The mandatory patch came at the request of UpdraftPlus developers due to the severity of the vulnerability, which allows untrusted subscribers, customers and others to download the site’s personal database as long as they have an account on the vulnerable site. Databases often include sensitive customer information or site security settings, leaving millions of sites vulnerable to serious data breaches that spread passwords, usernames, IP addresses, and more.
Poor results, easy to exploit
UpdraftPlus simplifies the process of backing up and restoring website databases and is the most widely used scheduled backup plugin on the web for the WordPress content management system. It streamlines data backup to Dropbox, Google Drive, Amazon S3 and other cloud services. Its developers say it also allows users to schedule regular backups and is faster and uses fewer server resources than competing WordPress plugins.
“This bug is fairly easy to exploit, with some very bad results if exploited,” said Mark Monpass, a security researcher who discovered the vulnerability and privately reported it to the plugin’s developers. “This enabled low-privilege users to download site backups that included raw database backups. Low privilege accounts can mean many things. Regular subscribers, customers (of e-commerce sites for example) etc.”
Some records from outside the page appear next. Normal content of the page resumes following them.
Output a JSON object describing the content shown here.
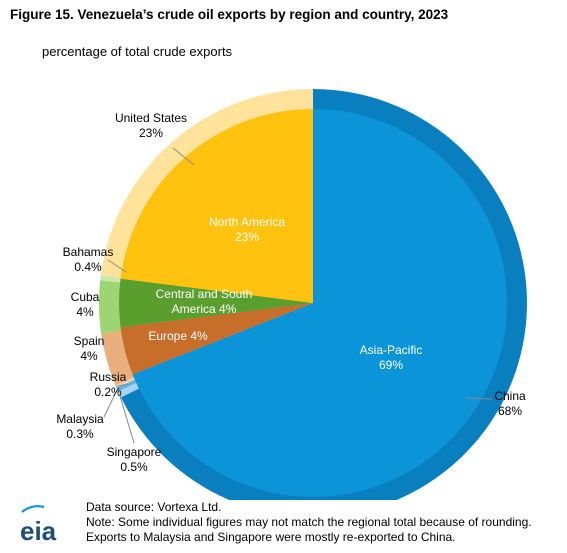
{
  "title": "Figure 15. Venezuela’s crude oil exports by region and country, 2023",
  "subtitle": "percentage of total crude exports",
  "footer": {
    "logo_text": "eia",
    "source": "Data source: Vortexa Ltd.",
    "note_line1": "Note: Some individual figures may not match the regional total because of rounding.",
    "note_line2": "Exports to Malaysia and Singapore were mostly re-exported to China."
  },
  "colors": {
    "asia_pacific": "#0B95D8",
    "china": "#0A7FC0",
    "malaysia": "#5DB5E6",
    "singapore": "#A6D4F0",
    "north_america": "#FFC20E",
    "united_states": "#FFE39A",
    "central_south_america": "#5A9E2E",
    "cuba": "#9DD474",
    "bahamas": "#CDE8AE",
    "europe": "#C66E2A",
    "spain": "#E9B07D",
    "russia": "#F3D0AE"
  },
  "chart_data": {
    "type": "pie",
    "title": "Figure 15. Venezuela’s crude oil exports by region and country, 2023",
    "subtitle": "percentage of total crude exports",
    "inner_ring": {
      "level": "region",
      "slices": [
        {
          "label": "North America",
          "value_label": "23%",
          "value": 23
        },
        {
          "label": "Central and South America",
          "value_label": "4%",
          "value": 4
        },
        {
          "label": "Europe",
          "value_label": "4%",
          "value": 4
        },
        {
          "label": "Asia-Pacific",
          "value_label": "69%",
          "value": 69
        }
      ]
    },
    "outer_ring": {
      "level": "country",
      "slices": [
        {
          "label": "United States",
          "value_label": "23%",
          "value": 23
        },
        {
          "label": "Bahamas",
          "value_label": "0.4%",
          "value": 0.4
        },
        {
          "label": "Cuba",
          "value_label": "4%",
          "value": 4
        },
        {
          "label": "Spain",
          "value_label": "4%",
          "value": 4
        },
        {
          "label": "Russia",
          "value_label": "0.2%",
          "value": 0.2
        },
        {
          "label": "Malaysia",
          "value_label": "0.3%",
          "value": 0.3
        },
        {
          "label": "Singapore",
          "value_label": "0.5%",
          "value": 0.5
        },
        {
          "label": "China",
          "value_label": "68%",
          "value": 68
        }
      ]
    }
  }
}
Monpas, a researcher at website security firm Jet, said he discovered the vulnerability during a security audit of the plugin and provided details to UpdraftPlus developers on Tuesday. A day later, the developers released a patch and agreed to force install it on WordPress sites that have the plugin installed.
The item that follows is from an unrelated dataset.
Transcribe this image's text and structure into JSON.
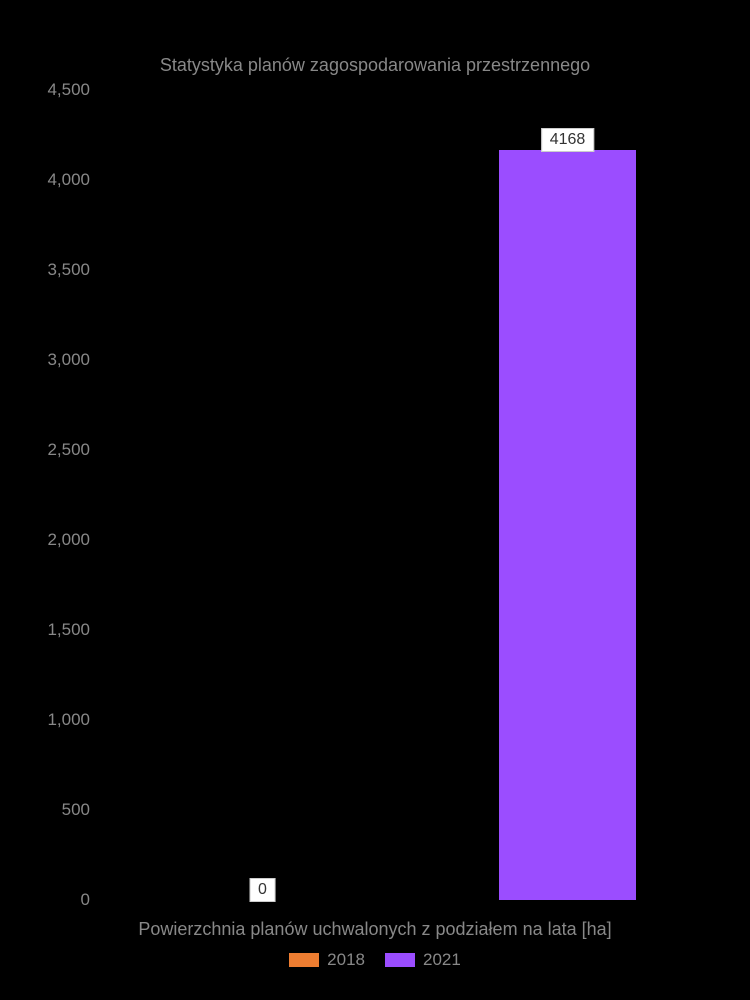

Statistics provided by WordPress.org show that 1.7 million sites received the update on Thursday, and more than 287,000 others had it installed as of press time. WordPress says the plugin has over 3 million users.
In disclosing the vulnerability on Thursday, UpdraftPlus wrote:
This flaw allows any logged-in user on a WordPress installation with UpdraftPlus enabled to exercise the privilege to download an existing backup, a privilege that should have been restricted to admin users only. This was possible due to a missing permission check for code related to checking the current backup state. This allowed an internal identifier that was otherwise unknown to be obtained and could then be used to pass a download authorization check.
This means that if your WordPress site allows untrusted users to log into WordPress, and if you have any existing backup, then you are potentially vulnerable to a technically savvy user figuring out how to download the existing backup. Affected sites are at risk of data loss/data theft through an attacker accessing an archive copy of your site if your site contains anything that is not public. I say “technically qualified” because at this point no public proof of how to use this exploit has been made. At this point, he relies on a hacker reverse-engineering the changes in the latest version of UpdraftPlus to make it. However, you should certainly not count on this taking a long time, but you should update immediately. If you are the only user on your WordPress site, or if all your users are trusted, then you are not vulnerable, but we still recommend updating just in case.
Hackers listen to heartbeats
In its own disclosure, Monpass said the vulnerability stems from several flaws. The first was in UpdraftPlus’ implementation of the WordPress heartbeat feature. UpdraftPlus did not properly validate whether users submitting requests have administrative privileges. This was a major problem as the function retrieves a list of all active backup jobs and the date of the last backup of the site. Included in this data is the custom nonce that the plugin used to secure backups.
“Thus, an attacker could craft a malicious request targeting this heartbeat callback to access information about the site’s most recent backup to date, which would, among other things, contain the backup nonce” , writes Monpass.